Ten years ago, if you had told Katie Clark she was going to be a TCU athlete, she would have believed you.
Because of course she was going to be a TCU athlete — a Horned Frogs soccer star.
That was her plan from age 4.
Everything was in place. She was good and getting better, and she was nearby in Arlington. It wouldn’t be long.
Then, one problem.
“In junior high, they didn’t have a soccer team,” she said.
Now what?
“I said I’ll try out for the volleyball team.”
Just like that, a new plan was born. Not necessarily to play volleyball at TCU, but to get going in another sport. Before she knew it, the middle schooler became a high school star and a Division I recruit. For volleyball. By TCU.
“I grew up watching TCU soccer. I wanted to play soccer at TCU,” she said. “When the opportunity came to play volleyball here, I just couldn’t pass it up.”
In 2018, the Arlington High School product debuted with 194 kills for the Frogs, third on the team. In July, she became the first TCU player to earn a roster spot for USA Volleyball’s Junior National Team, competing at the FIVB Women’s U20 World Championships in Mexico.
The 6-foot-3 outside hitter is one of the reasons the league coaches voted TCU third in the Big 12 preseason poll, the school’s highest showing, and received votes in the preseason AVCA national coaches poll for the first time.
If you had told Clark she’d one day be competing at these levels in something besides soccer, she might have looked at you like you had three eyes.
“The beginning of my sophomore year, I was still thinking about soccer,” she said. “When I was maybe a sophomore in high school, I said maybe I do want to play in college and started getting into the recruiting process.”

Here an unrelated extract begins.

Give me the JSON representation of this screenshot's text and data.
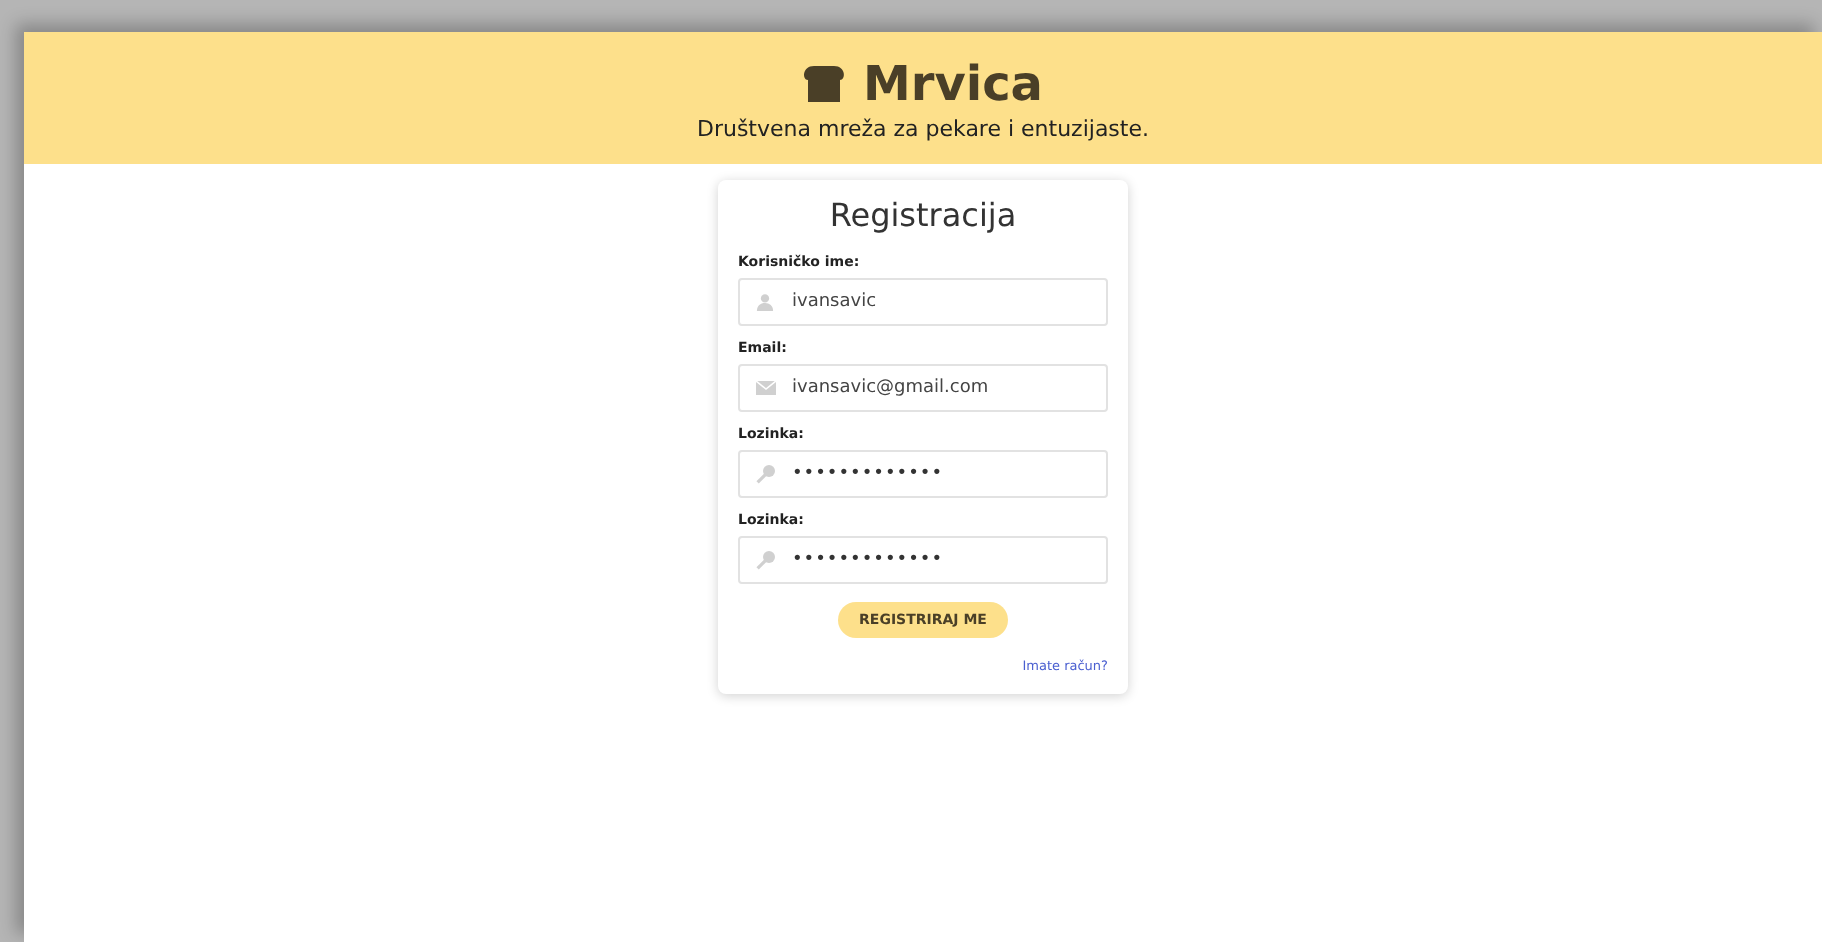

College coaches were way ahead of her. They watched her win a junior national championship in club volleyball. At Arlington High, she had a school-record 2,329 kills and left as an Under Armour High School All-American. Simply put, she dominated.
“I knew when she walked into our gym for the first time that she was going to be something special,” Arlington High coach Kim Spencer said. “Normally, it’s very scary putting a freshman on varsity because you’re playing against seniors. And definitely, that first year she was kind of spinning in circles. But she thrived on learning and wanting to get better. She set high expectations for herself. You just don’t see that with any incoming freshman.”
TCU coach Jill Kramer also knew she was seeing something interesting in the spirited hitter.
She tells a story to illustrate: “I’ll never forget, her senior year, I went to her club. I coach at that camp every year. There are 20 or 30 college coaches that go, and the players rotate with their groups, all around the 24 courts. They play with every coach. And she was a senior — she was already committed to TCU. She’s just playing volleyball, right? You can imagine as a senior what they might be mentally. But the level of effort she put forth, and how into it she was for every coach, she was everybody’s favorite. Just because she worked and she wanted to get better and she didn’t care whose court she was on, she didn’t care who she was playing with — she was just going to go out there and try her best at what you were asking her to do. That’s just who she is. That’s what makes her special.”
If you tell Clark that, she might give you another look. She still wonders at times what she’s doing hitting balls over a net instead of into a net.
“I think I’m still growing into a volleyball player today,” she said with TCU on the verge of opening its season on Friday night. “I still think I can continue to grow and get better. I don’t have the mindset that I’m the best player. But I don’t have the mindset that I’m the worst player. But I strive to be the best player.”
Paula Weishoff saw it in person on the Team USA Junior National Team that competed in Mexico. The Concordia University Irvine head coach worked with the middle blockers, where Clark was asked to play for the first time since her high school days, and against top international competition.
“At that level, the middles are that much quicker, so for her, kind of getting back into the blocking aspect of it, at first it was a little hard,” Weishoff said. “You’ve got to read the setter, you’ve got to read their combos, and then you don’t get set a lot, you’re taking the block. You do a lot for your team. You have to be a very good team player.
“And then when she just relaxed and realized, it’s just like riding a bike — you’re back in the middle, it’s OK, you just kind of have your process. And she was fine after that.”
Weishoff smiled. She said she did the same thing when she played for Team USA in four Olympics.
“If I had to play volleyball now and be in the middle, I’d be like, ‘Nope!’” Weishoff said.
But Clark’s talent had again shone through. By the end of the international competition, she looked right at home.
“I can see her going where she wants to go,” Weishoff said. “She can make a lot of USA teams and she can help TCU compete at the top level. Their conference is pretty tough, and she’s pretty solid. I can see her doing some great things.”
For Clark, the experience was another reminder that she does belong on a volleyball court.
“It made me feel very grateful for this sport,” she said. “I was amongst the top 20 athletes in our age group. So it really made me feel like, ‘Wow, I can do this.’ It makes me want to work harder to become the best player I can be.”
If somebody tells you that about Clark, believe it.